Sejak malam ke-9 bulan suci Ramadhan, Syifa dan rekan–rekan melakukan apa yang mereka sebut sebagai; muhibah cinta.
Mereka menyisir hotel-hotel di jantung kota Sumedang, mengambil makanan pemberian orang. Sesungguhnya makanan itu masih segar dan bagus. Sama sekali bukan sisa yang tak termakan di piring kotor. Melainkan makanan yang sudah mereka masak, hanya saja tidak habis.
Biasanya mereka berangkat dari Az-Zahra lewat tengah malam. Secara diam-diam, agar tidak menimbulkan keributan dan reaksi anak-anak. Sebuah angkot milik mertua Aqil, digratiskan untuk keperluan mereka. Aqil sendiri yang mengemudikannya.
Ketika orang-orang sedang terlelap di bawah selimut tebal, anak-anak tengah menganyam mimpi. Angkot yang membawa mereka perlahan melaju, membelah jalanan lengang, menembus gelap malam menuju kota.
Menjelang makan sahur rombongan itu telah kembali ke Az-Zahra. Secara diam-diam dan ekstra hati-hati, mereka pun mengangkuti kantong-kantong berisi makanan yang berhasil mereka kumpulkan.
Acapkali Fuad dan Yus menggemeretakkan geraham. Terutama bila ada suara-suara sumbang, mengiringi gerakan keempat akhwat saat keluar hotel. Suatu kali mereka nyaris menghajar seorang preman yang usil mencolek Sulis.
“Sabarlah, Aa, tabahkan dan ikhlaskan hati Aa. Kita harus istiqomah,” Syifa menenangkan rekannya.
Padahal dadanya sendiri berdeburan kencang, meningkahi suara beduk ditalu di Masjid-Masjid yang mereka lewati. Ia segera bertakbir riuh dalam hati. Tak ingin ketinggalan meraih berkah malam demi malam di bulan suci.

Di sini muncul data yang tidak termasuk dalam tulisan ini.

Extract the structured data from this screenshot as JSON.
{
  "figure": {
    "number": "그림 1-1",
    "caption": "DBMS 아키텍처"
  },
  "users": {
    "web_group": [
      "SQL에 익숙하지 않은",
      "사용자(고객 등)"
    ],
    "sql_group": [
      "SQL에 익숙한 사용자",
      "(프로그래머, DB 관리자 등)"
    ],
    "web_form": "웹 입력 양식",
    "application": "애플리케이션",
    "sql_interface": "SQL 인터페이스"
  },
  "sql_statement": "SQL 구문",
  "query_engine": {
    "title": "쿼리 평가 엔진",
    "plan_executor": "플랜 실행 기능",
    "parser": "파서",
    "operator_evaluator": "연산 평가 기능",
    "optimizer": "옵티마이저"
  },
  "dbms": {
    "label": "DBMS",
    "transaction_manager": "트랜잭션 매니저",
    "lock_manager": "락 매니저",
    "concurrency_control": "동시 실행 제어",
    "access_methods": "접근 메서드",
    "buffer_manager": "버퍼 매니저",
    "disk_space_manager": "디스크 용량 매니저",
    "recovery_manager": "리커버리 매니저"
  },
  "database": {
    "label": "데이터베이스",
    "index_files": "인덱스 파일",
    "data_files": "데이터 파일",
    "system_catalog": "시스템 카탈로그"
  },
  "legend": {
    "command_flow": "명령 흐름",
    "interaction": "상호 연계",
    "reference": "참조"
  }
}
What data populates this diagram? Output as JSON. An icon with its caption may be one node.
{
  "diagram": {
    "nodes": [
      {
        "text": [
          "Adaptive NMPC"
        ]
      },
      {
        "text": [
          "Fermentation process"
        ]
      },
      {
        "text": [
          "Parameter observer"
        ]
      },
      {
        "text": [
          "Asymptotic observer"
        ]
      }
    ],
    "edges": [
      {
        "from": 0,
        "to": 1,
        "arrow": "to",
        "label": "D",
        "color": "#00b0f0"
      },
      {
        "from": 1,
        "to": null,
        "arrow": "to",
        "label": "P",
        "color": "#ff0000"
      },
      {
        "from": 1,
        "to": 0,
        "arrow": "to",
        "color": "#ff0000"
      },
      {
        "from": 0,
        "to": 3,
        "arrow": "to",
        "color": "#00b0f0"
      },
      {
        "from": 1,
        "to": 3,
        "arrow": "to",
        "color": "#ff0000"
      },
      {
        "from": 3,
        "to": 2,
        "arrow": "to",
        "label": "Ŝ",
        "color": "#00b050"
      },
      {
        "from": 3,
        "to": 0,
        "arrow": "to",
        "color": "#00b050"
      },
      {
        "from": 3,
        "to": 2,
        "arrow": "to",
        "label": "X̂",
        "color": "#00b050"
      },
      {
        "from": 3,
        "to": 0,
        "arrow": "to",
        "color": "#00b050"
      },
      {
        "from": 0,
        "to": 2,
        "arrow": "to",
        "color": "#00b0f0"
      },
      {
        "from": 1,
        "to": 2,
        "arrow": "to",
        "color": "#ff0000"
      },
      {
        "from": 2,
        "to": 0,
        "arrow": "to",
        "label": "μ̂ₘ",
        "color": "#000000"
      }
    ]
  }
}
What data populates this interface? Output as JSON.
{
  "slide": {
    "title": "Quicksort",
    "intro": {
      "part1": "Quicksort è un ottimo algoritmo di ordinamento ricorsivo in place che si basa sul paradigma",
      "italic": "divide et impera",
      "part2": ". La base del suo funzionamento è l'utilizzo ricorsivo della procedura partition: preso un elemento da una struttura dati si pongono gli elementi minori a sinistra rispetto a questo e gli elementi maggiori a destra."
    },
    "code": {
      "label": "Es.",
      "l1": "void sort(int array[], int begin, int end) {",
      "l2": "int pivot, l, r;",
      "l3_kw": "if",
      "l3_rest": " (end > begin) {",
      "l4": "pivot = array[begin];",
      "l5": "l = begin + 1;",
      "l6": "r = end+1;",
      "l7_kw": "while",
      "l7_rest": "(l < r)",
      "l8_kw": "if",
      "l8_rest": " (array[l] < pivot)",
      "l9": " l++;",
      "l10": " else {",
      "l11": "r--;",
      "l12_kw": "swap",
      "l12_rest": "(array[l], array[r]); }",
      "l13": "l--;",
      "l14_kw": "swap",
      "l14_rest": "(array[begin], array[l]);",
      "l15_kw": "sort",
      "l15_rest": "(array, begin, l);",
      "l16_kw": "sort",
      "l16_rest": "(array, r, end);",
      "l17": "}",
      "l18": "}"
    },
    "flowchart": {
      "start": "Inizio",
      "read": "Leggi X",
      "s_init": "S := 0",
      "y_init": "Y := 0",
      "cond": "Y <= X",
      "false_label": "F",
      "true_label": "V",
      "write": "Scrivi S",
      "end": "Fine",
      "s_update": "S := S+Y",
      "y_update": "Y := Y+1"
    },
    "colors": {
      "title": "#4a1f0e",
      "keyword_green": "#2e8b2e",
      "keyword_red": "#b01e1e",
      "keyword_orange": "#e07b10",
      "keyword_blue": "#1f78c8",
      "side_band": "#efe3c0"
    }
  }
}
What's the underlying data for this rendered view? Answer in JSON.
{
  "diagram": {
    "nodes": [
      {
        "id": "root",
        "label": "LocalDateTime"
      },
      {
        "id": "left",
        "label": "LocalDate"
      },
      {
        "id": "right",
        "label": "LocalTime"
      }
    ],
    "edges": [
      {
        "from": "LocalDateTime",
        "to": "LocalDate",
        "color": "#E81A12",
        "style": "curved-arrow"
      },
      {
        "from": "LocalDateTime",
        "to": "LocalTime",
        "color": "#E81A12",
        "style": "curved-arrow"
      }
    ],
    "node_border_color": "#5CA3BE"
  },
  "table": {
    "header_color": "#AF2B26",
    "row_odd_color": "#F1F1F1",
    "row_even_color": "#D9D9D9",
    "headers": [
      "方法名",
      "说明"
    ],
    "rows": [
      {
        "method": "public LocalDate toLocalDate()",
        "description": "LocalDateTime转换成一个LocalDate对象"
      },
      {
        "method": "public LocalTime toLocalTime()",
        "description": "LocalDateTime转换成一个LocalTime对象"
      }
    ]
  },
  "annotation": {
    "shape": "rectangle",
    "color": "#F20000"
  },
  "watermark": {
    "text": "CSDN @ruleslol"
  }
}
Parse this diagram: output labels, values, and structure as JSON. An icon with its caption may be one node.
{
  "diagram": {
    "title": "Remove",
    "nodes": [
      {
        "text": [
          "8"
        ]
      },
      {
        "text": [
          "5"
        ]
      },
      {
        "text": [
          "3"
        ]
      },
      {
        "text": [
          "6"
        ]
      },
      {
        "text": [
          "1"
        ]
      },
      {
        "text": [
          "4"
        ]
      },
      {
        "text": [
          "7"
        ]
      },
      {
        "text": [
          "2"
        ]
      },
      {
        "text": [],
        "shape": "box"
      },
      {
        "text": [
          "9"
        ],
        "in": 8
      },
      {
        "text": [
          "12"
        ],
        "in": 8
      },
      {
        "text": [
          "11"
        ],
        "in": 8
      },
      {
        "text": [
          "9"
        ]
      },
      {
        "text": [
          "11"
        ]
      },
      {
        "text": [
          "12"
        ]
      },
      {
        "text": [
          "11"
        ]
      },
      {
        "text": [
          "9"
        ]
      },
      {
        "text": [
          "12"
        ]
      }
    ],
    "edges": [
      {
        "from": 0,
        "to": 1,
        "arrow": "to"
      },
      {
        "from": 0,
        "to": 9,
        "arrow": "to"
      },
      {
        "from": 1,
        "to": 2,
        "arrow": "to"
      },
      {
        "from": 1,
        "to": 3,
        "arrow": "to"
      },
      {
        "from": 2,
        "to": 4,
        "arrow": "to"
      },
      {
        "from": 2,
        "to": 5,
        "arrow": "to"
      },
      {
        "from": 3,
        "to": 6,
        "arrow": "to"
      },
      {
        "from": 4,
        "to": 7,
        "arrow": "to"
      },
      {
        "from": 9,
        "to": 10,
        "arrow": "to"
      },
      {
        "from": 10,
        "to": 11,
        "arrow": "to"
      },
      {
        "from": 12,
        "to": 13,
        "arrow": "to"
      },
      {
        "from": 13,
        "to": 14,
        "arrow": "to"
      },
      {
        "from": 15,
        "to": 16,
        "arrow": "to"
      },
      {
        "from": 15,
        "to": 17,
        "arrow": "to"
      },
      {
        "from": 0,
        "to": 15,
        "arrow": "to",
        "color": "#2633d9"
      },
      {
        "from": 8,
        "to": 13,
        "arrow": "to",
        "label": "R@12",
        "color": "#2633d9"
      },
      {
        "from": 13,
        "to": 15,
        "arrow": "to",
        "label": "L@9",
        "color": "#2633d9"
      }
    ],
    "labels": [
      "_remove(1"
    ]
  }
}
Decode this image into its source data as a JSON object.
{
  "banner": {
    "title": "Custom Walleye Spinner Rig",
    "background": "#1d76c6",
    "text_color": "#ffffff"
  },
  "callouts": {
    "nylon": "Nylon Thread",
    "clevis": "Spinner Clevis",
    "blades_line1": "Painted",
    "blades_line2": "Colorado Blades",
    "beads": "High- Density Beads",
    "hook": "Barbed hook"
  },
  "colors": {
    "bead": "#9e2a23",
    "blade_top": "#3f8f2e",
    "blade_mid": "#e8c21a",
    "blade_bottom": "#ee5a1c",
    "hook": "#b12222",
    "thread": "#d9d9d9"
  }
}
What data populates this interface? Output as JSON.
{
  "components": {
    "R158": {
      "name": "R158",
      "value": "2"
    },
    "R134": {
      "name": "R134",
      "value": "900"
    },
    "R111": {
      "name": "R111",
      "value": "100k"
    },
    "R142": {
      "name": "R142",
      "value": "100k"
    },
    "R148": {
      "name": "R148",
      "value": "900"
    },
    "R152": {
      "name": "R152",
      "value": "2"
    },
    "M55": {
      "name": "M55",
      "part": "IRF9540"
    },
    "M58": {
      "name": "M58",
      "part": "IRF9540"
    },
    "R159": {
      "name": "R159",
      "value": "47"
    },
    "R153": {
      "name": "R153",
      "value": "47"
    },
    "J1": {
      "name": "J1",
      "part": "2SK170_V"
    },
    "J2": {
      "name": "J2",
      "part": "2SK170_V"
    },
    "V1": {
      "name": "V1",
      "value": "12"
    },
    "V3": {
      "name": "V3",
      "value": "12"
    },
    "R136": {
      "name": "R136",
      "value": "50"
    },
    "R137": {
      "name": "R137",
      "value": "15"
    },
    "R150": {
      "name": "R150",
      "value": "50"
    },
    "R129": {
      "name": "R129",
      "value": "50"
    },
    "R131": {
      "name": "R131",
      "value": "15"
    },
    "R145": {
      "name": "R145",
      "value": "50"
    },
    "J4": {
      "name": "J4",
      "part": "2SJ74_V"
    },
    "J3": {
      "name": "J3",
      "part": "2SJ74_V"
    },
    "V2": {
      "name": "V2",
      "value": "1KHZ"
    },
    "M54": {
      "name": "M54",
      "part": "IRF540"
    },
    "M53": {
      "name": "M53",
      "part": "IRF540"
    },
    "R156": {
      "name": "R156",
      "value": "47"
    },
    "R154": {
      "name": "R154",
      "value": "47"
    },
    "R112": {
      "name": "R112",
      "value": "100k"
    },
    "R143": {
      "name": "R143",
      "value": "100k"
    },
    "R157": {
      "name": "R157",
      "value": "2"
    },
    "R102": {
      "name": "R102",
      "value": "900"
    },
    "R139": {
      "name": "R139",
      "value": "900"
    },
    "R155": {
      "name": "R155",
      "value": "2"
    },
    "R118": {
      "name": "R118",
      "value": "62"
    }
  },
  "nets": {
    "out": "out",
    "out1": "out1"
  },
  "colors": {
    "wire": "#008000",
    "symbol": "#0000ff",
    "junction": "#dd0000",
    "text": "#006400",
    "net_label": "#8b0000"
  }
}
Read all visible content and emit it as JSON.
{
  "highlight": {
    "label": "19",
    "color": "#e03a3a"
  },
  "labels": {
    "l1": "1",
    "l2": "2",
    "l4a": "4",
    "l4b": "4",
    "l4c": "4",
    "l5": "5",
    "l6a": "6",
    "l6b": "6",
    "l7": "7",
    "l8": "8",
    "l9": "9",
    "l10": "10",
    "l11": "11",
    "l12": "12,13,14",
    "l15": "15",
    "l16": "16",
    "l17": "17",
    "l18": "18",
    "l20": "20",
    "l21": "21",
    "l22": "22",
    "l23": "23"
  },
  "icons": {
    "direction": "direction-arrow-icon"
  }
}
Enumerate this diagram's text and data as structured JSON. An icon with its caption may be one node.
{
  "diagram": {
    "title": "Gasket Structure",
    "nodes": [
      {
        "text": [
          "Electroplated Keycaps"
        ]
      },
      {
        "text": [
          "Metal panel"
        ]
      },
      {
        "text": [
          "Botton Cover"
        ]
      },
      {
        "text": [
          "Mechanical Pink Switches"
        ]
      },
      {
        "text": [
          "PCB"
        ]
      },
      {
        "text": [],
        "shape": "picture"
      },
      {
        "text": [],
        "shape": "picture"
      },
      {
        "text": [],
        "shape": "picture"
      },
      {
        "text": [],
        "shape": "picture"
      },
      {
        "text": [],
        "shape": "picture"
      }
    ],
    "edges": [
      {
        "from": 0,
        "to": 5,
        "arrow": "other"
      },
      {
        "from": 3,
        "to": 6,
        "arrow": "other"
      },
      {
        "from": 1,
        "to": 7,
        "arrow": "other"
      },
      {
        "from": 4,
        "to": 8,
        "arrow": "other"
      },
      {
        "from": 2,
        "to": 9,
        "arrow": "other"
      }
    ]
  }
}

Sekali dua kali memang tak diketahui anak-anak. Malam ke-14, tatkala rombongan mereka baru saja menurunkan kantong-kantong makanan dari angkot yang diparkir di luar pintu gerbang.
“Nah! Ketahuan, ya, ketahuan!” Bayu Cadel tahu-tahu muncul di belakang Syifa, diikuti anak-anak lainnya.
Tentu saja Syifa dan rekan-rekan tersentak kaget. Namun Syifa cepat mengantisipasi situasi tak nyaman.
"Silakan lanjutkan ya Aa, Teteh, bawa masuk semuanya!” perintahnya.
Fuad dan Yus jelas memilih kerja keras daripada harus menghadapi anak-anak. Keduanya berlagak acuh tak acuh, mengangkuti bawaan ke dapur. Diikuti oleh ketiga rekan perempuan.
“Assalamu’alaikum!” seru Aqil cepat-cepat melajukan angkotnya.
“Wa’alaikumussalam!” Balas semuanya tak bersemangat.
Rekan-rekannya tak tahu persis, entah apa yang dikatakan oleh Ketua kepada anak-anak. Yang jelas anak-anak itu kelihatannya cepat tenang. Bahkan Bayu Cadel, kembali memasuki kamarnya, jalan menunduk mengikuti kakak-kakaknya.
Makan sahur kali ini terasa berbeda dari sahur-sahur sebelumnya. Tak ada yang berbicara. Semua menyantap makanannya dengan diam dan menundukkan kepala.
Syifa tak berhasil memancing siapa pun untuk bersikap ceria seperti biasa. Ia sungguh merasa tertekan karenanya. Cepat-cepat menghabiskan makanannya. Kemudian, ia berlalu menuju ruangan yang telah disulap sebagai mushala.
”Ya Allah, ajarilah hamba untuk selalu bertindak sesuai syariat Islam!” jeritnya mengawang langit.